The rating agency further said that the new policy approvals in hydrocarbon E&P could help bring in transparency and lower administrative complexities in the sector. It expects the pricing formula to almost double the prices of domestic gas from difficult fields to about $ 7 per million British thermal units (mmbtu), from the current $ 3.8 an mmbtu. At present, domestic gas prices are determined by a formula of average gas prices in gas surplus geographies.
S&P, however, said the decisions 'could help attract investments' in the difficult fields but it will take time, as some of the difficult fields are green field projects and many discoveries will need approvals for capital outlays and time to implement. It also said that the new policies are credit positive for Oil and Natural Gas Corp (ONGC) and Reliance Industries (RIL), but meaningful cash flows are a few years away, as the investments in the difficult fields will increase gradually and meaningful production from such fields will take much longer.

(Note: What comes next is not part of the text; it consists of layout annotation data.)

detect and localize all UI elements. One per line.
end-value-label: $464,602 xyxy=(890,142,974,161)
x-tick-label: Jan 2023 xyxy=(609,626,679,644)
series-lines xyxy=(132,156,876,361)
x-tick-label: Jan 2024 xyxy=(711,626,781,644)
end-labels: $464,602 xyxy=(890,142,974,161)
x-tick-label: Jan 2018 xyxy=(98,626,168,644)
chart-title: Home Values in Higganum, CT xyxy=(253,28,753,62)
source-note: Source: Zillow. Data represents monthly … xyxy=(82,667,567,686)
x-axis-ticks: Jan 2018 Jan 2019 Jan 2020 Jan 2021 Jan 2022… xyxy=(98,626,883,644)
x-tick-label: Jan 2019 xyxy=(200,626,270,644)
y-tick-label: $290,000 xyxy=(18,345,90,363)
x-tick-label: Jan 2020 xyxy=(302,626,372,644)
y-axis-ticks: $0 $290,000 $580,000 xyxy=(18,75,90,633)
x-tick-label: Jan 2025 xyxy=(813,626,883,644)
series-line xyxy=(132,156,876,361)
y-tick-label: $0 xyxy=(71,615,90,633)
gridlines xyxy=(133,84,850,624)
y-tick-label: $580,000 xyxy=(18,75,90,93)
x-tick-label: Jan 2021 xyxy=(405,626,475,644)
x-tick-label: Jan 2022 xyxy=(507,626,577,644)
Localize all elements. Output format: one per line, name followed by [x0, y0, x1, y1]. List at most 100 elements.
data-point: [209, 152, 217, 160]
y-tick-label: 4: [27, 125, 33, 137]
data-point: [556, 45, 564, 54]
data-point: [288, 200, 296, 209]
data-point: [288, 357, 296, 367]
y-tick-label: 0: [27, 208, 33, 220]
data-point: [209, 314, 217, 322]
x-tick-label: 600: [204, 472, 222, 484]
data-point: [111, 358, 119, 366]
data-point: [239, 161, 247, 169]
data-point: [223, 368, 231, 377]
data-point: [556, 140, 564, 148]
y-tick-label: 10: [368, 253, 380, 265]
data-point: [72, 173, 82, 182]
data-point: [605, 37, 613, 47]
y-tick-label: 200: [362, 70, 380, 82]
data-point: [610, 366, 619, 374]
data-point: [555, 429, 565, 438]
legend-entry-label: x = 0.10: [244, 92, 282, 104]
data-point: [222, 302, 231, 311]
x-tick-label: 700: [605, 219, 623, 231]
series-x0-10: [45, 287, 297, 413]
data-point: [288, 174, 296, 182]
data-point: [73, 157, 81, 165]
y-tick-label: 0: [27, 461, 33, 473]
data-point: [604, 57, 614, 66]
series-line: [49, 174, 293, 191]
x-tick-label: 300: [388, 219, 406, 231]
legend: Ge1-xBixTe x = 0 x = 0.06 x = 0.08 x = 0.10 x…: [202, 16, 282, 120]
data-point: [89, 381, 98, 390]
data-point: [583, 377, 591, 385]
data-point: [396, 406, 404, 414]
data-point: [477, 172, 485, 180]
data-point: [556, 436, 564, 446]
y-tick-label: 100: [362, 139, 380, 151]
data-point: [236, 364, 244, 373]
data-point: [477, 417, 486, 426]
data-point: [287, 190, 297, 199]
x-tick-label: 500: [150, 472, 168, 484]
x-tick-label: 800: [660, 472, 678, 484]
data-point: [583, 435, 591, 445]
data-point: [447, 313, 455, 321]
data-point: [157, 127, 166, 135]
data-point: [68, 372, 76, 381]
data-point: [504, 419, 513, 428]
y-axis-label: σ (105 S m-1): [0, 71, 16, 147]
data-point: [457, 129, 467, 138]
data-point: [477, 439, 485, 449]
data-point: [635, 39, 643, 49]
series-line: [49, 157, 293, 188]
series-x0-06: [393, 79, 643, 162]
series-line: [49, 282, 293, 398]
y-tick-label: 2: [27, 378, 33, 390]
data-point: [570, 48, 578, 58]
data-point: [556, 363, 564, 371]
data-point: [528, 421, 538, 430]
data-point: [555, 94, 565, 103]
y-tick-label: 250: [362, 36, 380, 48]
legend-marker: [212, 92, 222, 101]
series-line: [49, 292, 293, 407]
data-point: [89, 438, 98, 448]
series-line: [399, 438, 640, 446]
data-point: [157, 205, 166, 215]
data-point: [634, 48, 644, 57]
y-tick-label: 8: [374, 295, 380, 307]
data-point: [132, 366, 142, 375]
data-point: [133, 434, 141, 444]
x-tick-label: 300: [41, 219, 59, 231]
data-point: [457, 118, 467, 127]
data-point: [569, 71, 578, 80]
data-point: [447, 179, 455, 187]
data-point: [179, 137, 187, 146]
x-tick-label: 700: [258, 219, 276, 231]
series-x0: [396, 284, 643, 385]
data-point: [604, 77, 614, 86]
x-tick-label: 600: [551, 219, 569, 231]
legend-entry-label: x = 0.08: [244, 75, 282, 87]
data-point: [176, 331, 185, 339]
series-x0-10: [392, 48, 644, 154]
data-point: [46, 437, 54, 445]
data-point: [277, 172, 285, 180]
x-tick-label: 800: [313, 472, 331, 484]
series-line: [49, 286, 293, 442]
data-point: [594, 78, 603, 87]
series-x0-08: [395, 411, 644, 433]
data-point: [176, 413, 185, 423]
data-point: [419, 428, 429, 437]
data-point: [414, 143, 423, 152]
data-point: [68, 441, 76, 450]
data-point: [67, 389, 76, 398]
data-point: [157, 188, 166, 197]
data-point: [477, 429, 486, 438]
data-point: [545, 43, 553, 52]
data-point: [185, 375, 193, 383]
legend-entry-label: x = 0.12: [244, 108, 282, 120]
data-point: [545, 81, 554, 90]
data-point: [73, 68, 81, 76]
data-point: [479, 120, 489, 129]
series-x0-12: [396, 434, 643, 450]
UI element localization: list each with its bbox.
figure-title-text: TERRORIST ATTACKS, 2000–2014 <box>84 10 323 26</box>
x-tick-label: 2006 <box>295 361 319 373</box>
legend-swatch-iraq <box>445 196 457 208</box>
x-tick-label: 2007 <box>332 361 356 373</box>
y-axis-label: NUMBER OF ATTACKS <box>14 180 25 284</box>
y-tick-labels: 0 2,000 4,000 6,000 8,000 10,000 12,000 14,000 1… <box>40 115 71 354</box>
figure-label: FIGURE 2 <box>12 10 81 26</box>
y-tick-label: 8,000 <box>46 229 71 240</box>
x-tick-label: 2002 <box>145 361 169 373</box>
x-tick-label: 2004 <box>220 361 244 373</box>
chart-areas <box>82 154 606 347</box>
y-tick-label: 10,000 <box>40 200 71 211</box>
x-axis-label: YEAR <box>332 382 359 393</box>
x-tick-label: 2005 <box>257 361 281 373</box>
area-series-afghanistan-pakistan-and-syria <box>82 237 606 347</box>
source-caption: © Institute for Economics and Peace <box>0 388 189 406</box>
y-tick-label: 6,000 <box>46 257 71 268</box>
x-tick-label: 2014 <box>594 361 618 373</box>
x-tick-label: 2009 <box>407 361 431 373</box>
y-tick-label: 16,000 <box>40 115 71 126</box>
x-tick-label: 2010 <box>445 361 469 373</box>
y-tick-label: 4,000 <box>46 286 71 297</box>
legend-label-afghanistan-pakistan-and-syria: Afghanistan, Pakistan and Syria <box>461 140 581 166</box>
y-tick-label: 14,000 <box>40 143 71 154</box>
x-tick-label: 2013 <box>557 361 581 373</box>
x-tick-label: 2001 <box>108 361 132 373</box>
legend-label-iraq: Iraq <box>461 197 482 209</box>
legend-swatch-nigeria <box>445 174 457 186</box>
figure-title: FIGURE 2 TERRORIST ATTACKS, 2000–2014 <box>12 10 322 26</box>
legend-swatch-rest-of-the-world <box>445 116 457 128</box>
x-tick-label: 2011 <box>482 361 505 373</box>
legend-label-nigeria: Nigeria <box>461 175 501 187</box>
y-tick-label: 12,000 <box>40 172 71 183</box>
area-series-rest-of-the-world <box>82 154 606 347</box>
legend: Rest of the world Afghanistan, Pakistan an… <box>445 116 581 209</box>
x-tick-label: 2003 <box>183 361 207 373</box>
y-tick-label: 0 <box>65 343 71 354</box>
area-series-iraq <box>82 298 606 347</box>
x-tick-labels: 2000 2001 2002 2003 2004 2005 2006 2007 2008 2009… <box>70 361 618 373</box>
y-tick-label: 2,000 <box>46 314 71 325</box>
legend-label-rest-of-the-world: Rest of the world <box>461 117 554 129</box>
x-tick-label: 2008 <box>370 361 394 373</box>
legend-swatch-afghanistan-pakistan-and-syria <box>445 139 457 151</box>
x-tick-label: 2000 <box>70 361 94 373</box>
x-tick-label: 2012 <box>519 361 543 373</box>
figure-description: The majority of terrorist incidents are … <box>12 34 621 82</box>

Under the new formula, gas prices would be capped at the lowest of the imported cost of fuel oil, landed price of liquefied natural gas (LNG), or weighted average of imported price of coal, fuel oil, and naphtha.These prices will be reset semi-annually and will be applicable for future discoveries and existing discoveries that are yet to start commercial production. In addition, all exploration and production (E&P) activities will require just a single license, and bidders will be free to choose areas for exploration from among the fields up for auction.